Pereira Coutinho quer que o Governo "evite recorrer frequentemente ao contrato de trabalho a prazo, ou a contratos de tarefa, contrato de prestação de serviços, contrato de aquisição de serviços", legislando no sentido de "garantir a estabilidade do vínculo contratual entre o trabalhador e os serviços". Em última instância, defende o deputado, "isso permite, quer do lado do trabalhador, quer do lado da entidade contratante, uma melhor prestação dos serviços".
Na sua primeira interpelação de 2008, Pereira Coutinho quer saber "quando vai o Governo uniformizar a forma geral de contratação de trabalhadores nos serviços e entidades públicas quando estes pretendam contratar trabalhadores para execução de trabalhos de longa duração, incluindo o direito fundamental dos trabalhadores terem assistência médica e medicamentosa, bem como as demais regalias que assistem à maioria dos trabalhadores".
O deputado considera abusivo que "alguns serviços públicos e entidades autónomas criem situações em que o trabalho efectivamente prestado corresponde em termos de categoria a 'falsos tarefeiros', celebrando, com os trabalhadores, contratos impróprios".
Além de estes trabalhadores serem prejudicados ao não poderem inscrever-se no Regime de Previdência, "não têm direito às demais regalias que os seus colegas usufruem e que executam pelo mesmo tipo de trabalhos, violando frontalmente o princípio 'para o mesmo trabalho, o mesmo salário'."
Num cenário de "acelerado desenvolvimento económico", no qual "a riqueza não está a ser gerida de forma justa, originando mal estar nos diferentes estratos sociais", o deputado advoga que "o grande desafio da Administração Pública de Macau prende-se com a sua capacidade de resposta às solicitações dos diferentes quadrantes da sociedade".
Esse objectivo, no seu entendimento, só será atingido quando houver "uma mudança de cultura organizativa, virada para um modelo de objectivos concretos, previamente delineados de forma democrática e transparente no início de cada ano civil, e destinados a atingir resultados precisos."
Nesse sentido, o também presidente da Associação dos Trabalhadores da Função Pública de Macau quer "estabilidade dos recursos humanos".
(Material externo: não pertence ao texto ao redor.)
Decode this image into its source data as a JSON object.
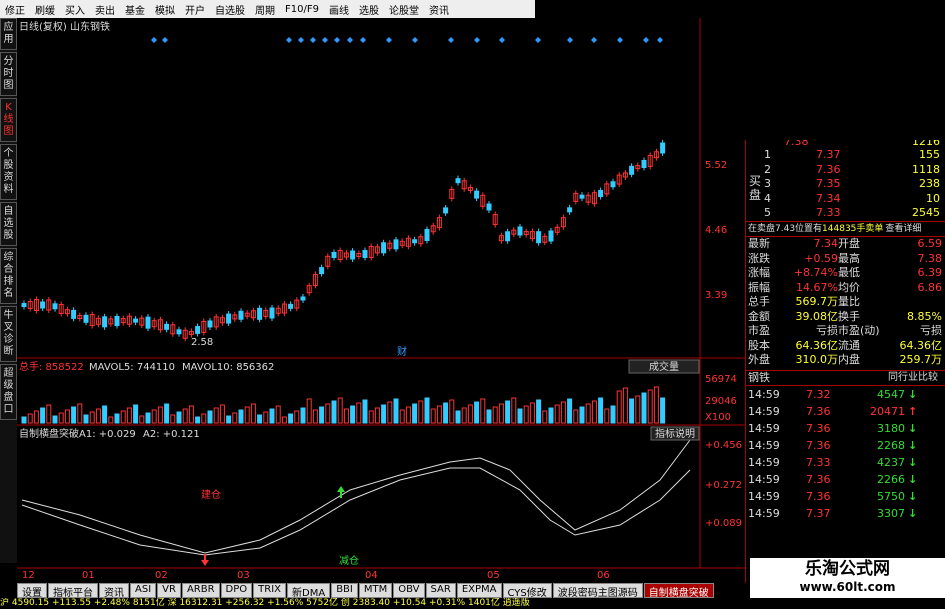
{
  "toolbar": [
    "修正",
    "刷缓",
    "买入",
    "卖出",
    "基金",
    "模拟",
    "开户",
    "自选股",
    "周期",
    "F10/F9",
    "画线",
    "选股",
    "论股堂",
    "资讯"
  ],
  "sidebar": [
    "应用",
    "分时图",
    "K线图",
    "个股资料",
    "自选股",
    "综合排名",
    "牛叉诊断",
    "超级盘口"
  ],
  "chart_header": "日线(复权) 山东钢铁",
  "price_axis": [
    "5.52",
    "4.46",
    "3.39"
  ],
  "low_label": "2.58",
  "event_mark": "财",
  "volume": {
    "total": "总手: 858522",
    "mavol5": "MAVOL5: 744110",
    "mavol10": "MAVOL10: 856362",
    "button": "成交量",
    "axis": [
      "56974",
      "29046",
      "X100"
    ]
  },
  "indicator": {
    "name": "自制横盘突破",
    "a1": "A1: +0.029",
    "a2": "A2: +0.121",
    "button": "指标说明",
    "axis": [
      "+0.456",
      "+0.272",
      "+0.089"
    ],
    "buy": "建仓",
    "sell": "减仓"
  },
  "x_axis": [
    "12",
    "01",
    "02",
    "03",
    "04",
    "05",
    "06"
  ],
  "tabs": [
    "设置",
    "指标平台",
    "资讯",
    "ASI",
    "VR",
    "ARBR",
    "DPO",
    "TRIX",
    "新DMA",
    "BBI",
    "MTM",
    "OBV",
    "SAR",
    "EXPMA",
    "CYS修改",
    "波段密码主图源码",
    "自制横盘突破"
  ],
  "status": "沪 4590.15 +113.55 +2.48% 8151亿 深 16312.31 +256.32 +1.56% 5752亿 创 2383.40 +10.54 +0.31% 1401亿 逍遥版",
  "order_book": {
    "label": "买盘",
    "top": [
      "7.38",
      "1216"
    ],
    "rows": [
      [
        "1",
        "7.37",
        "155"
      ],
      [
        "2",
        "7.36",
        "1118"
      ],
      [
        "3",
        "7.35",
        "238"
      ],
      [
        "4",
        "7.34",
        "10"
      ],
      [
        "5",
        "7.33",
        "2545"
      ]
    ],
    "notice": "在卖盘7.43位置有",
    "notice2": "144835手卖单",
    "detail": "查看详细"
  },
  "quote": [
    [
      "最新",
      "7.34",
      "开盘",
      "6.59"
    ],
    [
      "涨跌",
      "+0.59",
      "最高",
      "7.38"
    ],
    [
      "涨幅",
      "+8.74%",
      "最低",
      "6.39"
    ],
    [
      "振幅",
      "14.67%",
      "均价",
      "6.86"
    ],
    [
      "总手",
      "569.7万",
      "量比",
      ""
    ],
    [
      "金额",
      "39.08亿",
      "换手",
      "8.85%"
    ],
    [
      "市盈",
      "亏损",
      "市盈(动)",
      "亏损"
    ],
    [
      "股本",
      "64.36亿",
      "流通",
      "64.36亿"
    ],
    [
      "外盘",
      "310.0万",
      "内盘",
      "259.7万"
    ]
  ],
  "industry_tabs": [
    "钢铁",
    "同行业比较"
  ],
  "trades": [
    [
      "14:59",
      "7.32",
      "4547",
      "↓"
    ],
    [
      "14:59",
      "7.36",
      "20471",
      "↑"
    ],
    [
      "14:59",
      "7.36",
      "3180",
      "↓"
    ],
    [
      "14:59",
      "7.36",
      "2268",
      "↓"
    ],
    [
      "14:59",
      "7.33",
      "4237",
      "↓"
    ],
    [
      "14:59",
      "7.36",
      "2266",
      "↓"
    ],
    [
      "14:59",
      "7.36",
      "5750",
      "↓"
    ],
    [
      "14:59",
      "7.37",
      "3307",
      "↓"
    ]
  ],
  "watermark": {
    "title": "乐淘公式网",
    "url": "www.60lt.com"
  }
}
Entre as medidas que gostaria de ver aplicadas contam-se "a contínua simplificação dos procedimentos administrativos, informatização dos serviços - por forma a atingir maior transparência dos actos administrativos -, e a assumpção de responsabilidades por cada um dos intervenientes do procedimento administrativo, sobretudo pelos detentores de cargos políticos, (Secretários) dirigentes, e pelas chefias dos serviços."
O deputado vai mais longe e afirma que "a eficácia só pode ser obtida quando for eliminada a excessiva centralização de poderes".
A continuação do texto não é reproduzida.